Therese is constantly wearing different masks. She has to wear a mask when she’s a child not because she wants to be because Mme. Raquin makes her. “ She who had an iron constitution, received the treatment of a delicate child, partaking of the same medicine as her cousin, and kept in the warm air of the room occupied by the invalid”(18). She has to take medicine like Camille and is always kept inside with him and is made out to be a sick child just like Camille. Zola calls her out to be beastly and animalistic but Therese masks this. “This profile remained there for hours, motionless and peaceful.. “(14). She appears reserved and keeps to herself, making her seem empty on the outside. “She cast a vague wandering look upon this wall, and, without a word she, in her turn, went to bed in disdainful indifference”(15).
“This obligatory life of a convalescent caused her to retire within herself. She go into the habit of talking in a low voice, of moving about noiselessly, of remaining mute and motionless on a chair with expressionless, open eyes. But when she raised an arm, when she advanced a foot, it was easy to perceive that the possessed feline suppleness, short, potent muscles, and that unmistakable energy and passion slumbered in her soporous frame”(18). She is said to be caged just waiting to lash out.
When Therese starts the affair with Laurent, “She was aware she was doing wrong, and at times she felt a ferocious desire to rise from table and smother Laurent with kisses, just to show her husband and aunt she was not a fool, and that she had a sweetheart.” and so, at the beginning she wears the mask of a secret passionate lover. “It cost her nothing to keep this mask on her face, which gave her an appearance of icy frigidity”, when she’s not with Laurent she uses a mask to disguise herself as innocent. (49) “Nevertheless. She did not exaggerate her effects, but only played her former part, without awakening attention by greater harshness. She experienced extraordinary pleasure in deceiving Camille and Madame Raquin”, Therese plays both Camille and Mme. Raquin so perfectly that neither have any idea what’s going on right under their noses. After they kill Camille she slips back into this innocent widowed performance. She goes on fooling Mme. Raquin and all her weekly poker game friends by going on about her life like Camille’s death was just a terrible accident and everything will be okay. Therese is very good at wearing different masks in order to put on a good performance. However inside she’s constantly at battle with herself and her guilt.
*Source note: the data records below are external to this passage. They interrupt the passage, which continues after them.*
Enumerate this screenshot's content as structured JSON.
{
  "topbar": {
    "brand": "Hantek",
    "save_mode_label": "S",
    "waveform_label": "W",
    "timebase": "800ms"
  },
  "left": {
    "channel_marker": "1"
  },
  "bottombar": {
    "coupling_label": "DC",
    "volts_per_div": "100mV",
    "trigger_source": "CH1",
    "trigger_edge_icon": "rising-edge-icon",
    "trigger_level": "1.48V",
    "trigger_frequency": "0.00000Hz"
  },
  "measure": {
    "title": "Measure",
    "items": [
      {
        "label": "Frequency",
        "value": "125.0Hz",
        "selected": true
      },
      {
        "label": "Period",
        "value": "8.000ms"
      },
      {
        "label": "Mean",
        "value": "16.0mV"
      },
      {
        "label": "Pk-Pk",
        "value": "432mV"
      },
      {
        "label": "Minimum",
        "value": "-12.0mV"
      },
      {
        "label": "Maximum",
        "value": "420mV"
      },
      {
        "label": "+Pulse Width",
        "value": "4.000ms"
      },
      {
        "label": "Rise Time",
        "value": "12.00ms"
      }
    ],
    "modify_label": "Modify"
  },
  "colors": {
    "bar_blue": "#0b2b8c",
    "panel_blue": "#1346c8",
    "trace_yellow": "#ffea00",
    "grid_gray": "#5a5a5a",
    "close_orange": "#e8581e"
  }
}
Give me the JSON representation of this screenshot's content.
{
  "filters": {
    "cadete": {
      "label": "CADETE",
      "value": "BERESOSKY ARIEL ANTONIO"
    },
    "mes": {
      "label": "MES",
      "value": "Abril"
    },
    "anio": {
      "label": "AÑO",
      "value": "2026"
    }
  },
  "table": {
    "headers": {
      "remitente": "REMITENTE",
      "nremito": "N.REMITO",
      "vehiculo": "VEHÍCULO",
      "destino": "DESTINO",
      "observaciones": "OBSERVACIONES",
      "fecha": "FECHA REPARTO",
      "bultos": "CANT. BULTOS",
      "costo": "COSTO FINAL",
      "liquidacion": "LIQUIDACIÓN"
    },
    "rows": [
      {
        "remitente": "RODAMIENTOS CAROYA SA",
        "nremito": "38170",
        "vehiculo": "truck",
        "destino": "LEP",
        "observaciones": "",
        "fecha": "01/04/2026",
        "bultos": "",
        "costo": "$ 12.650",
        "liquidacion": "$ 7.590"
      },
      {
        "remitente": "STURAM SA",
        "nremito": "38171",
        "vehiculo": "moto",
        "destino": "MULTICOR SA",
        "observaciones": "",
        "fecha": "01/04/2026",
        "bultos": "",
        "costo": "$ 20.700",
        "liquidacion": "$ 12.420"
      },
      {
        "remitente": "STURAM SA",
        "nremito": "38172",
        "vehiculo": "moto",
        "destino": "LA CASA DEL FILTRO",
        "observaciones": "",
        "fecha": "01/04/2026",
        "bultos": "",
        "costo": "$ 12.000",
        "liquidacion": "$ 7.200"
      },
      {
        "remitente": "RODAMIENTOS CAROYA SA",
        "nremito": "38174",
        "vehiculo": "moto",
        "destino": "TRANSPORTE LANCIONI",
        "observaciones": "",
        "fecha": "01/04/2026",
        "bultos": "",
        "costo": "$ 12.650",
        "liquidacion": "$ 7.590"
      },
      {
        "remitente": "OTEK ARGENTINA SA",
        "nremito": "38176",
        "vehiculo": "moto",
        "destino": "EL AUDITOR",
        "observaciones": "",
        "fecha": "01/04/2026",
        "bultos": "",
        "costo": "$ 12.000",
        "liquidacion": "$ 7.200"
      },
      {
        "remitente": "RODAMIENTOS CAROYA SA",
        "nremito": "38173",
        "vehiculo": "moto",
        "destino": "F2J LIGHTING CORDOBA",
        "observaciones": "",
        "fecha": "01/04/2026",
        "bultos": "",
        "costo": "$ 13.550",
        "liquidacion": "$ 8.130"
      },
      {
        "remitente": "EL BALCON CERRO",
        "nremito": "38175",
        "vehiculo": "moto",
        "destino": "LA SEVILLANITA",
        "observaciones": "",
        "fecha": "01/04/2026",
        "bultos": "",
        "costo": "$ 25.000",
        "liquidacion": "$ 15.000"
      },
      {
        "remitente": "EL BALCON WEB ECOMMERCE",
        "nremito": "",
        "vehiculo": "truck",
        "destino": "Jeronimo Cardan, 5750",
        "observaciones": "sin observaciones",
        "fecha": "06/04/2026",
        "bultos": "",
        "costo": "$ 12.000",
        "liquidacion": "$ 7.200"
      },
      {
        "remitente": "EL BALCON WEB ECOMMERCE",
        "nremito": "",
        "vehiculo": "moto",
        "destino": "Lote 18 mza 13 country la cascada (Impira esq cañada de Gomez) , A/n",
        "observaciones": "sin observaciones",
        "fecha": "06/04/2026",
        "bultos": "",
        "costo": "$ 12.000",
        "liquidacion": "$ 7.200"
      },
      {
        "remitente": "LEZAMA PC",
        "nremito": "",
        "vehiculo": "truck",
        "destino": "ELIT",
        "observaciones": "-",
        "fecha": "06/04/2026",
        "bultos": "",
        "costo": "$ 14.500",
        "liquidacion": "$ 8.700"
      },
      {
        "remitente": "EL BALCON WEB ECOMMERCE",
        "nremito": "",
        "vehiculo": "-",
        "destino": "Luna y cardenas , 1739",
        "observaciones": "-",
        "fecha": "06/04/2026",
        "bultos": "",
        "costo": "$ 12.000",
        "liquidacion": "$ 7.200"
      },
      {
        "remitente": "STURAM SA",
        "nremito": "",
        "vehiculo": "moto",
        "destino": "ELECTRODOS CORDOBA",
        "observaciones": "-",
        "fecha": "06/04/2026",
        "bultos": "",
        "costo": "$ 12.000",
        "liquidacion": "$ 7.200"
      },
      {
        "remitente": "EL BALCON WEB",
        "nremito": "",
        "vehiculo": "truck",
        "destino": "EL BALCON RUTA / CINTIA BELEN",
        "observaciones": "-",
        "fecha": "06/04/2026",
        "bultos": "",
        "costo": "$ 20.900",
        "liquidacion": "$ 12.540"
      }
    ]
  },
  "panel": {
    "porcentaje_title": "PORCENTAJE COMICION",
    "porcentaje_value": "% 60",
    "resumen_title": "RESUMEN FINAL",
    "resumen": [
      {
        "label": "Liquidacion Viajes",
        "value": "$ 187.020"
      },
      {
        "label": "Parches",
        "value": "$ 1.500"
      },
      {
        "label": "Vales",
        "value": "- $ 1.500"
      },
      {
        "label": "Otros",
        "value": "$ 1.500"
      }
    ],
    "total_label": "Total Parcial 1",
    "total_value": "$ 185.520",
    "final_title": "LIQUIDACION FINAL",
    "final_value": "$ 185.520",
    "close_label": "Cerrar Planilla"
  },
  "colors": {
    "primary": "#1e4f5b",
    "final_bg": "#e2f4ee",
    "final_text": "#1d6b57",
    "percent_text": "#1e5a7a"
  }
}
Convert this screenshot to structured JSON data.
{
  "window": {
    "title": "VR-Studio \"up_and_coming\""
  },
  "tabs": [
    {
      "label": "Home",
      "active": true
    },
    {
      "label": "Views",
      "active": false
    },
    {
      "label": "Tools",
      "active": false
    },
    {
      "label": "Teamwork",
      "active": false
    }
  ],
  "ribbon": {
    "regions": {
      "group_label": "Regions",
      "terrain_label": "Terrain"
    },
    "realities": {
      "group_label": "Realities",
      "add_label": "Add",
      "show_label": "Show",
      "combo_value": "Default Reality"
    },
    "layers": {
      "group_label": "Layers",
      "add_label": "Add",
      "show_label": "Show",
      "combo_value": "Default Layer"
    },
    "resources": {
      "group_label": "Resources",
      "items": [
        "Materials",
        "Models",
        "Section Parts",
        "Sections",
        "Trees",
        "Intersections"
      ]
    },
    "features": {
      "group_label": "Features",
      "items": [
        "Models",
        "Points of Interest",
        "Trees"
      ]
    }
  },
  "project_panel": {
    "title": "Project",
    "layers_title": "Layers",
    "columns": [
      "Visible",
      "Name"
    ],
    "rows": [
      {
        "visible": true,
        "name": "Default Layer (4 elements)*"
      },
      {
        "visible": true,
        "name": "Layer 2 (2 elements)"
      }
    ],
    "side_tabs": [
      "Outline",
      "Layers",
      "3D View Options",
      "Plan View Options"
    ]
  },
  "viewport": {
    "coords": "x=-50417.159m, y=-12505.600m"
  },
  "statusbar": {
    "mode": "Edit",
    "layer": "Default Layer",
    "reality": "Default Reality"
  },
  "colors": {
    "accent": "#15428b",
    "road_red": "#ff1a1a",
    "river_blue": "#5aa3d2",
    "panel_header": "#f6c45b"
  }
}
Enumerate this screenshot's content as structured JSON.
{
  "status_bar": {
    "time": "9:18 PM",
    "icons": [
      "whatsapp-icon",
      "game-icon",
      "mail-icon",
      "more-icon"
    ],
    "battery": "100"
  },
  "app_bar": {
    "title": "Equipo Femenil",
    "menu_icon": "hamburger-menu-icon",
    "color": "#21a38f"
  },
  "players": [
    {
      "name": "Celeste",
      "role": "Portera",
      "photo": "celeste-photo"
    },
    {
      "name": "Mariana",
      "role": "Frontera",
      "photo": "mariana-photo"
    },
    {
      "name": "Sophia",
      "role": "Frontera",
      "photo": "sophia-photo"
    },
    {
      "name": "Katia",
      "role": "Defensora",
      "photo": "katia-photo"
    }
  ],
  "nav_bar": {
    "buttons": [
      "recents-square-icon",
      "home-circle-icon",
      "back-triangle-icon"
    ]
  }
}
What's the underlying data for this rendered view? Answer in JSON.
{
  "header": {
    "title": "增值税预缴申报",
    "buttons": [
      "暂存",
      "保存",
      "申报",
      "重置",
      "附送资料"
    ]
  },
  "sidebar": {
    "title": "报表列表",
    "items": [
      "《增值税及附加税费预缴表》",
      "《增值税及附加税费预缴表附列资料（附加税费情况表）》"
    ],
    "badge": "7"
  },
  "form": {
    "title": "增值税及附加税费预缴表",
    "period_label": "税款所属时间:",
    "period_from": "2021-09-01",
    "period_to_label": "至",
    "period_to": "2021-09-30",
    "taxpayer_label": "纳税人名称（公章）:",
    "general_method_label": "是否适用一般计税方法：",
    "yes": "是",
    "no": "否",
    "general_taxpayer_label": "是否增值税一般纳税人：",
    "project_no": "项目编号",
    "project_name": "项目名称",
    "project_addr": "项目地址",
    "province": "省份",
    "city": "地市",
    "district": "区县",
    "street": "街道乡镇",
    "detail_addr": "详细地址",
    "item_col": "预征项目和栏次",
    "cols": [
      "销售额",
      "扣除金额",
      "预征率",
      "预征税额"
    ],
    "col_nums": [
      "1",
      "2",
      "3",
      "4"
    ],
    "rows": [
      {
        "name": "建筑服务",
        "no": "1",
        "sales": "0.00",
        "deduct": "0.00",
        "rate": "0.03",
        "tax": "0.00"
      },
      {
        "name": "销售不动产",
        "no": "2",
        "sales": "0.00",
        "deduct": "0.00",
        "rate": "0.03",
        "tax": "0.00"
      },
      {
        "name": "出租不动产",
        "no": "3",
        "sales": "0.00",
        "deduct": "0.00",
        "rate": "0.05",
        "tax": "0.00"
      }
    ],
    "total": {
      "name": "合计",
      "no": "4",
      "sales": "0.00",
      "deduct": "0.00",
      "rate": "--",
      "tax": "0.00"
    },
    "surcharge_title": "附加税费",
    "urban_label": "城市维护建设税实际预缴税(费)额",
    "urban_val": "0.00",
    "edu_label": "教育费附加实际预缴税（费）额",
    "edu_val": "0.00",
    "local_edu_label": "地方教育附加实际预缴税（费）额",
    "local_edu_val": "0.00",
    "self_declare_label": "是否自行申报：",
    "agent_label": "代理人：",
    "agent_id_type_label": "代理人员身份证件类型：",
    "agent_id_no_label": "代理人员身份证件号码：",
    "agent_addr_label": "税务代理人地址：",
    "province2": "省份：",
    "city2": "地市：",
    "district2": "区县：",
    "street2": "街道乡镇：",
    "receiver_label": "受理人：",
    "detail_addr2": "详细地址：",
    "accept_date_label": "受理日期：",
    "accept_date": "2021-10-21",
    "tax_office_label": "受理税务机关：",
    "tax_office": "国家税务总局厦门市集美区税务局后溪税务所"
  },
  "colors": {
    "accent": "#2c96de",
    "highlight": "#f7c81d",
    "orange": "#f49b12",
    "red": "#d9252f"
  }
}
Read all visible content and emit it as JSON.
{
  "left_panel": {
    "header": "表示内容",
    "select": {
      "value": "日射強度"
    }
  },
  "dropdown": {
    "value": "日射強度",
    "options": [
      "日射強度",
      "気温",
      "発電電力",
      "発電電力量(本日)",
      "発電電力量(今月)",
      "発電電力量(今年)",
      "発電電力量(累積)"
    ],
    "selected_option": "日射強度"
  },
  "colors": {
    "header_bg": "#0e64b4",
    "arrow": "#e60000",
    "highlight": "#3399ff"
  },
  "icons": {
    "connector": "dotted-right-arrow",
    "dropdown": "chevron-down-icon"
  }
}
Both characters interesting enough are both from Africa. It’s intriguing that masks are part of African culture and that there are a wide variety of masks used.(Mask) Is it just a coincidence that many African masks represent animals? Some African tribes believe that the animal masks can help them communicate with the spirits who live in forests or open savannas.(Mask) Its most interesting that masks may also indicate a culture's ideal of feminine beauty.(Mask) This is fascinating because both character have problems with beauty, whether it be inside or outside beauty. Ourika has problems with her skin color and her inner self-confidence. Therese is described as being not the prettiest girl or in Laurent’s eyes he thinks she’s ugly. Therese also has problems being beautiful on the inside from all the ugly things she’s done and all the lying and scheming that’s haunting her and making her depressed and driving her mad. Both Ourika and Therese’s African roots are masked throughout the books and in the end both women sort of self-destruct because of it. Ourika gives up hope and joins a convent instead of finding someone to be with and so she dies alone. Therese can’t take her own thoughts and guilt anymore that she kills herself and although Laurent dies with her she still dies alone because of her loveless life and marriage to Laurent. “Who knows what true loneliness is - not the conventional word but the naked terror? To the lonely themselves it wears a mask. The most miserable outcast hugs some memory or some illusion.”--Joseph Conrad
Works Cited
Duras, Claire De Durfort, and John Fowles. Ourika: An English Translation. New York: Modern Language Association of America, 1994. Print.
"History Of The Mask." Encyclopaedia Britannica. Britannica.com Inc. Web. 05 Feb. 2012. <http://www.anymask.com/historyofmask.html>.
"Mask." Wikipedia, the Free Encyclopedia. Wikimedia Foundation Inc., 05 Feb. 2012. Web. 05 Feb. 2012. <http://en.wikipedia.org/wiki/Mask>.
Zola, Émile, and Leonard Tancock. Thérèse Raquin. London, England: Penguin, 1962. Print.